Here’s how you can do it by setting a channel to `nil`:
OuterLoop:
for {
select {
case msg1, ok := <-ch1:
if !ok {
fmt.Println("ch1 is closed. Switching off.")
ch1 = nil
}
fmt.Println("Received from ch1:", msg1)
case msg2, ok := <-ch2:
if !ok {
fmt.Println("ch2 is closed. Exiting loop.")
ch2 = nil
}
fmt.Println("Received from ch2:", msg2)
case <-time.After(1 * time.Second):
fmt.Println("Waiting...")
if (ch1 == nil) && (ch2 == nil) {
fmt.Println("Both channels are closed. Exiting loop.")
break OuterLoop
}
}
}
So, what’s happening here?
Initially, both ch1
and ch2
are active, if one closes, we make that channel nil
, meaning it won’t receive any more data (block forever). We use time.After
to check regularly, and if there’s no active channel left (both are `nil`), we exit the loop.
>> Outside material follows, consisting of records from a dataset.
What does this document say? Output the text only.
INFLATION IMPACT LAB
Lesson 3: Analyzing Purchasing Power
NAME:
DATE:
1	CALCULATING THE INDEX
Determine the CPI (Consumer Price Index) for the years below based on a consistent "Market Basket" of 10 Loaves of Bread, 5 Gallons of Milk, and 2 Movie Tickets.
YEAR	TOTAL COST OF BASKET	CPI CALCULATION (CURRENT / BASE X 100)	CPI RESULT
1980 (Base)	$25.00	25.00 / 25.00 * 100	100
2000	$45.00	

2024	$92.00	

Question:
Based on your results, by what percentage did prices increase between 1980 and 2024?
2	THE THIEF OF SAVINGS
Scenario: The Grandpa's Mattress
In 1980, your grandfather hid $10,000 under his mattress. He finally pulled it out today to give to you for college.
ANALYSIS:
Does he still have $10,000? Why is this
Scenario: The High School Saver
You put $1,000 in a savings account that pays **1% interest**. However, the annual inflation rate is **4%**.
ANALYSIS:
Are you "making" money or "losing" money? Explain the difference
By doing this, you avoid keeping the loop running for no reason, and you manage channel activity in a clean, efficient way.
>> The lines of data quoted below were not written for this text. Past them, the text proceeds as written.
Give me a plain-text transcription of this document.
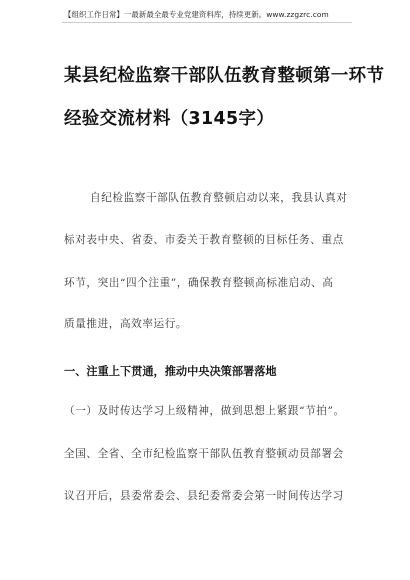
【组织工作日常】一最新最全最专业党建资料库，持续更新。www.zzgzrc.com
某县纪检监察干部队伍教育整顿第一环节
经验交流材料（3145字）
自纪检监察干部队伍教育整顿启动以来，我县认真对
标对表中央、省委、市委关于教育整顿的目标任务、重点
环节，突出“四个注重”，确保教育整顿高标准启动、高
质量推进，高效率运行。
一、注重上下贯通，推动中央决策部署落地
（一）及时传达学习上级精神，做到思想上紧跟“节拍”。
全国、全省、全市纪检监察干部队伍教育整顿动员部署会
议召开后，县委常委会、县纪委常委会第一时间传达学习
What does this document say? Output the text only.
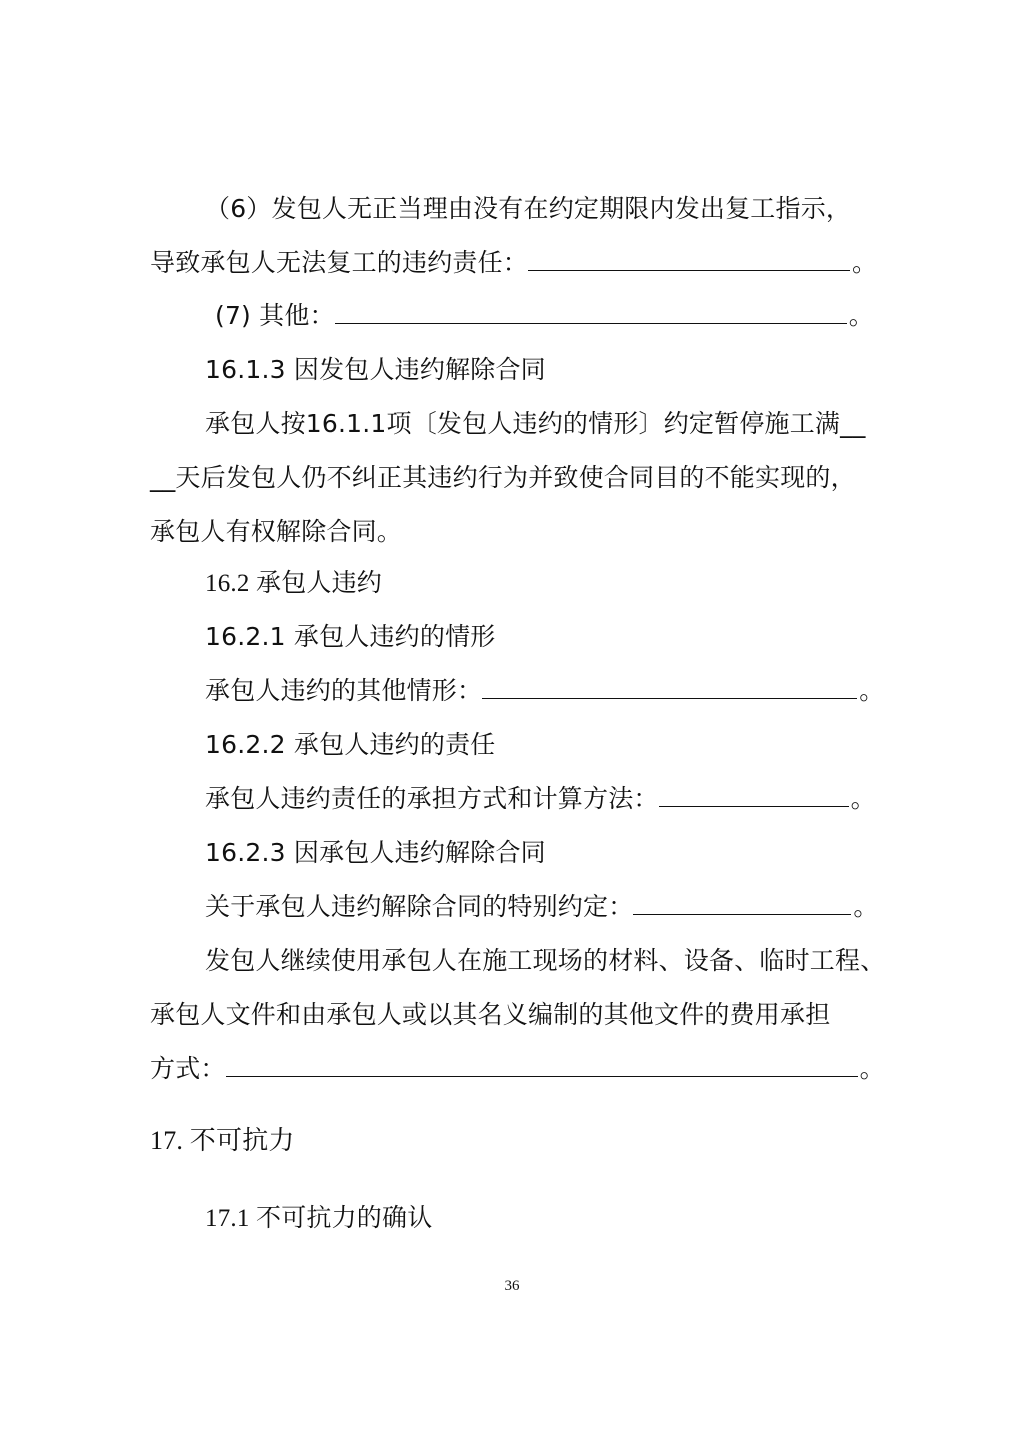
（6）发包人无正当理由没有在约定期限内发出复工指示，
导致承包人无法复工的违约责任：	。
(7) 其他：	。
16.1.3 因发包人违约解除合同
承包人按16.1.1项〔发包人违约的情形〕约定暂停施工满__
__天后发包人仍不纠正其违约行为并致使合同目的不能实现的，
承包人有权解除合同。
16.2 承包人违约
16.2.1 承包人违约的情形
承包人违约的其他情形：	。
16.2.2 承包人违约的责任
承包人违约责任的承担方式和计算方法：	。
16.2.3 因承包人违约解除合同
关于承包人违约解除合同的特别约定：	。
发包人继续使用承包人在施工现场的材料、设备、临时工程、
承包人文件和由承包人或以其名义编制的其他文件的费用承担
方式：	。
17. 不可抗力
17.1 不可抗力的确认
36
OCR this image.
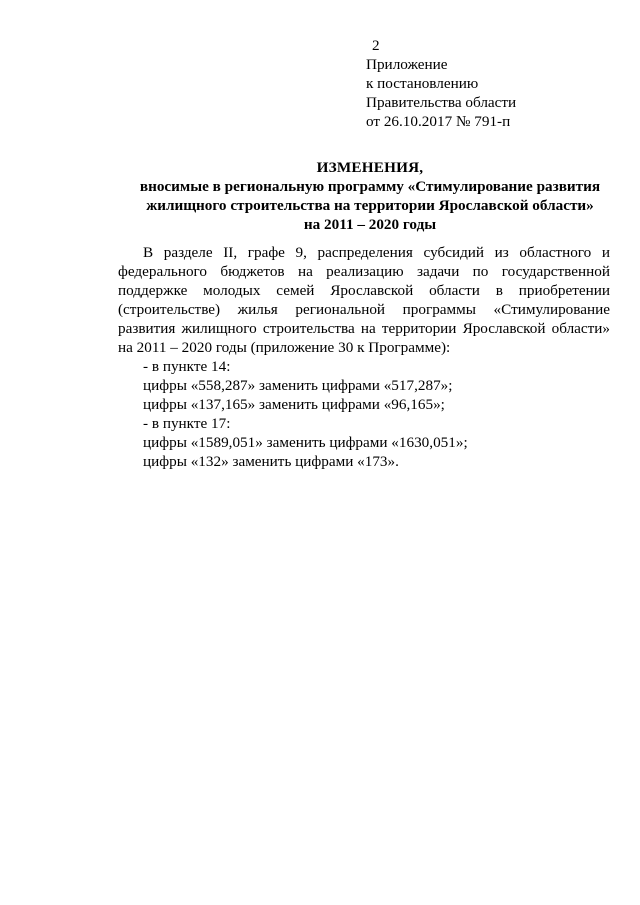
2
Приложение
к постановлению
Правительства области
от 26.10.2017 № 791-п
ИЗМЕНЕНИЯ,
вносимые в региональную программу «Стимулирование развития
жилищного строительства на территории Ярославской области»
на 2011 – 2020 годы

В разделе II, графе 9, распределения субсидий из областного и федерального бюджетов на реализацию задачи по государственной поддержке молодых семей Ярославской области в приобретении (строительстве) жилья региональной программы «Стимулирование развития жилищного строительства на территории Ярославской области» на 2011 – 2020 годы (приложение 30 к Программе):

- в пункте 14:

цифры «558,287» заменить цифрами «517,287»;

цифры «137,165» заменить цифрами «96,165»;

- в пункте 17:

цифры «1589,051» заменить цифрами «1630,051»;

цифры «132» заменить цифрами «173».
“What if I don’t set ch1 to nil?”
Without setting ch1 to nil, the output continuously displays Received from ch1
, and it keeps repeating because it’s no longer receiving meaningful data, just the default over and over.
This continues until ch2 closes and timeout happens.
3. For Range
Using for range
with channels in Go is quite handy, instead of repeatedly checking if there’s a new value in the channel, now you can just sit back and let the loop handle it.
Uniquely, the for range
used with a channel yields only one value, different from other iterations (like for k, v := range m
):
ch := make(chan int)
go func() {
for i := 0; i < 10; i++ {
ch <- i
}
close(ch) // Don't forget this step!
}()
for value := range ch {
fmt.Println("Received:", value)
}
Here, the loop for value := range ch
will keep pulling data from the ch
channel until you close it.
There is a common mistake, if you forget to close the channel, the loop will just keep waiting and it’ll be stuck, waiting for new values forever (deadlock). So, if you’re running a bunch of goroutines, this mistake can eat up memory pretty fast.
What occurs if you close a buffered channel that still contains values, does the loop for value := range ch
continue to retrieve data from the channel?
ch := make(chan int, 3)
ch <- 1
ch <- 2
ch <- 3
close(ch)
for value := range ch {
fmt.Println("Received:", value)
}
Here’s what happens:
Received: 1
Received: 2
Received: 3
Indeed, the loop continues to function and pulling out every value in the buffer, this characteristic ensures that no values are stranded within a closed channel.
It was late and without coffee, I almost started dreaming while writing this post. If you spot something off, it’s probably because my brain was craving sleep or caffeine, feel free to point it out, it helps me stay on track.